BUFFALO, N.Y.(WIVB)- Every entrance of the First Niagara Center’s box office are lined with signs that say the Oct. 22 Paul McCartney concert is sold out.
The signs went up less than an hour after the tickets went on sale to the general public.
But some fans told News 4 the way the tickets went just isn’t fair.
Last week, handbills were given out by the First Niagara Center. A handbill doesn’t guarantee you a ticket, but it’s required to get into the box office lobby on the day tickets go on sale.
The handbills are then thrown in a lottery, and a random number is drawn. From there, a line forms within the group the handbill holders, like Noreen Burke.
“I came down here and got the handbill. And I was number 89. You had to be down here by 9 o’clock this morning. And what they do is a lottery. They put all the tickets in it. They picked number 81 and from there on back we got in line,” she said.
Burke scored 4 tickets for $168 each.
Unlike her, dozens of fans lined up outside the First Niagara Center without a handbill, hoping to land tickets.
“We all showed up here thinking that we were two hours early before the box office opens at 10 o’clock, only to come here to find out that 100 people were given handbills and they were the only people that were going to be allowed in,” said Denise Graser.
Graser told News 4 she didn’t know she needed a handbill.
But the First Niagara Center said they’re not throwing any curve balls, and that this concert is just like every other.
The handbill policy is written on the First Niagara Center’s website, and is on every press release they send out.
According to the First Niagara Center’s website, the handbill policy is in place to avoid people camping out to score tickets.
Within minutes of going on sale Monday morning, the tickets were gone: leaving some handbill holders, and every fan outside the ticket office disappointed.
Those who attempted to purchased tickets online had problems too.
Sara Jachimiak of North Tonawanda got online the moment tickets were available.

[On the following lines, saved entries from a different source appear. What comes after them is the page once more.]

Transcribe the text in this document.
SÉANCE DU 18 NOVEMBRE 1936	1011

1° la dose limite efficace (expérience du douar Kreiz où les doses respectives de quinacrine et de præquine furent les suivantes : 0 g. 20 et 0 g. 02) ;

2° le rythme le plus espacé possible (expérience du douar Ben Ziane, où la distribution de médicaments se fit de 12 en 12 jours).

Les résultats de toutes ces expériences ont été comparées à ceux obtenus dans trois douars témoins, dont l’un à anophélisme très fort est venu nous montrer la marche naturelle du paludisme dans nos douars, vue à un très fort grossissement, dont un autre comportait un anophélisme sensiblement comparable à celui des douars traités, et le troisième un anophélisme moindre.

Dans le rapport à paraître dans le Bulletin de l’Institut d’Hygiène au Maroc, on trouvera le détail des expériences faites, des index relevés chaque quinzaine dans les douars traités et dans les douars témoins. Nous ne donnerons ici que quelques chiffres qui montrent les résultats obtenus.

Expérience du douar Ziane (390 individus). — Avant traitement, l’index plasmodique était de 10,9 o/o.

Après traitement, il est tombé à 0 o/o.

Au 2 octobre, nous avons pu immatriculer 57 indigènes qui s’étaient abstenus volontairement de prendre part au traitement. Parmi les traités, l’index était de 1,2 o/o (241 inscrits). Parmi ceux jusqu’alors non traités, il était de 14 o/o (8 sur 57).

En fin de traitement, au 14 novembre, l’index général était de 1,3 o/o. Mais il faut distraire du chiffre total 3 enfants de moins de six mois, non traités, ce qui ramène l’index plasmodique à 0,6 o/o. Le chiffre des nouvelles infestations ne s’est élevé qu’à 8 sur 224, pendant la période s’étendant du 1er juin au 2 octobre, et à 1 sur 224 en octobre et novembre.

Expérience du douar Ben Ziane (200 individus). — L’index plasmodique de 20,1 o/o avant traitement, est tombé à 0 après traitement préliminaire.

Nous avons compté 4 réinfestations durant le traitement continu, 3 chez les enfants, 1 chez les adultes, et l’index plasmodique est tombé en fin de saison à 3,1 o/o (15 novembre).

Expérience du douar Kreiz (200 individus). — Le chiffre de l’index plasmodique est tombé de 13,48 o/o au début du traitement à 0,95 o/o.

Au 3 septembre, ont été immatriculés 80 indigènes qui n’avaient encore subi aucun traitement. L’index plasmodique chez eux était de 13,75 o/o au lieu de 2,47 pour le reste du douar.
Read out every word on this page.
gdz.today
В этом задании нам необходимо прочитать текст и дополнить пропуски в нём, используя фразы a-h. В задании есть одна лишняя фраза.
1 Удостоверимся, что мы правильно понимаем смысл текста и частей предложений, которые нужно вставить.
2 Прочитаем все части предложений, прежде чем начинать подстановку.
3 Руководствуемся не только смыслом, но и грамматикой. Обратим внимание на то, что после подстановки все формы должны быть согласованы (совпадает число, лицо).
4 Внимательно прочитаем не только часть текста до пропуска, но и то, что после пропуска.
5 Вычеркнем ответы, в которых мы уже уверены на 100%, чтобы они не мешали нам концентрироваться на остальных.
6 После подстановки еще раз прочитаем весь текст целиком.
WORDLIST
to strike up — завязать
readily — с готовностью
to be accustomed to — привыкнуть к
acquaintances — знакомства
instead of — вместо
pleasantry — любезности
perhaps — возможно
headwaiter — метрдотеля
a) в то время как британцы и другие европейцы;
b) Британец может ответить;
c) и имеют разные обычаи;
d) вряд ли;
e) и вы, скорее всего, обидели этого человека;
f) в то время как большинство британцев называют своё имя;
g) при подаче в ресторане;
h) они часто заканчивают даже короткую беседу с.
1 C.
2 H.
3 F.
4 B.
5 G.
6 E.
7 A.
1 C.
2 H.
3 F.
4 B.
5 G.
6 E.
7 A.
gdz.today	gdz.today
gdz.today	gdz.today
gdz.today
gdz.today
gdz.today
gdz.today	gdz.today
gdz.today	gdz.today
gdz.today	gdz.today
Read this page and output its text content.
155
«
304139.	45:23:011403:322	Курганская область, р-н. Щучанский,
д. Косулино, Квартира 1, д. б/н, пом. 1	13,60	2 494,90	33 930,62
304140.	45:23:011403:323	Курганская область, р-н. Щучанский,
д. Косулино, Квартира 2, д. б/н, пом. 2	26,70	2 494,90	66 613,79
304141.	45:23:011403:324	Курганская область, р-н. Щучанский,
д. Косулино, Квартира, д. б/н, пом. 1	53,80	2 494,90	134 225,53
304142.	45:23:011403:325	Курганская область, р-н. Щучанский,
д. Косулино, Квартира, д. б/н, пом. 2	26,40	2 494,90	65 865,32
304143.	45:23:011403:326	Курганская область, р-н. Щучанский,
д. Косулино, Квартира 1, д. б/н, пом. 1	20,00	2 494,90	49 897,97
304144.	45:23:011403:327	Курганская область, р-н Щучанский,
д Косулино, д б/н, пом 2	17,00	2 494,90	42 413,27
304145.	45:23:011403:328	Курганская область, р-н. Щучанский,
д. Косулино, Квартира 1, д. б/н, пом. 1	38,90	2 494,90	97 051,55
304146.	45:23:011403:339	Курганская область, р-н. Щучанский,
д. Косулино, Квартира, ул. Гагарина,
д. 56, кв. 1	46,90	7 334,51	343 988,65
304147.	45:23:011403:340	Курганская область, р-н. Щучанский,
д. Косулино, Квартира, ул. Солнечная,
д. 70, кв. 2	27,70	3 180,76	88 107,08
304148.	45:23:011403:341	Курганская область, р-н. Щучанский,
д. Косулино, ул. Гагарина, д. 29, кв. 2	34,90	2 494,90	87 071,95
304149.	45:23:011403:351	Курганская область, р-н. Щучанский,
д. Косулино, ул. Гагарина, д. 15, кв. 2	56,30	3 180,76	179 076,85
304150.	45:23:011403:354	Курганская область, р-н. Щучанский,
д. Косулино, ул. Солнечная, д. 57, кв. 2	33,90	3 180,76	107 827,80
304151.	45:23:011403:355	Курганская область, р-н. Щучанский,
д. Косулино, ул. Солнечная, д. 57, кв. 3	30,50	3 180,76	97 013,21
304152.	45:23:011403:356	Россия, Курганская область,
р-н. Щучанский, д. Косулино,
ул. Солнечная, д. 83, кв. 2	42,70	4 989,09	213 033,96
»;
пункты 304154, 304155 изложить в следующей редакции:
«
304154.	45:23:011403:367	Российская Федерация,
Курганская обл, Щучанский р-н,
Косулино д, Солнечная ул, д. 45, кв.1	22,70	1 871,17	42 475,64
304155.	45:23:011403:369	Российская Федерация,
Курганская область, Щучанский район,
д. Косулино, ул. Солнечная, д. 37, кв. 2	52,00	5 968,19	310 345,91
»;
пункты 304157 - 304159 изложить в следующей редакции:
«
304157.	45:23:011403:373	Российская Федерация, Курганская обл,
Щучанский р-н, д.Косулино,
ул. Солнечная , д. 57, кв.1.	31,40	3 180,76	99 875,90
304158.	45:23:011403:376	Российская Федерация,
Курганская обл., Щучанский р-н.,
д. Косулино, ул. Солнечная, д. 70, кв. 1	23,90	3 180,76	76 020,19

“We were told due to high traffic we could get any tickets and then we were just instantly denied because it sold out in one minute,” she told News 4.
Jachimiak is upset, because she said she saw tickets available on places like Stubhub hours before they were supposedly available for pre-sale purchase.
First Niagara’s spokesperson said the only legitimate tickets went on sale Thursday morning for American Express cardholders.
The tickets Jachimiak and other fans saw online were what the spokesperson called “speculative tickets.”
Essentially that means the tickets seen online prior to pre-sale weren’t actually there: third party brokers were selling seats they anticipated having, as a way to jump-start spending.
And while the tickets are gone at the First Niagara Center’s box office, there’s still plenty available on Stubhub.
They’re up to 5 times more expensive, some going for several thousand dollars.
“Paul McCartney is somebody who I said I wanted to see in my lifetime, you know. And the chance to see him 20 minutes from my house was so exciting. And you know, now we don’t get that chance because other ticket brokers came in and took all the tickets before other people could get the chance,” Jachimiak said.
The First Niagara Center would not confirm how many tickets they sold, but according to box office staff the Center holds around 14,000 people for a concert.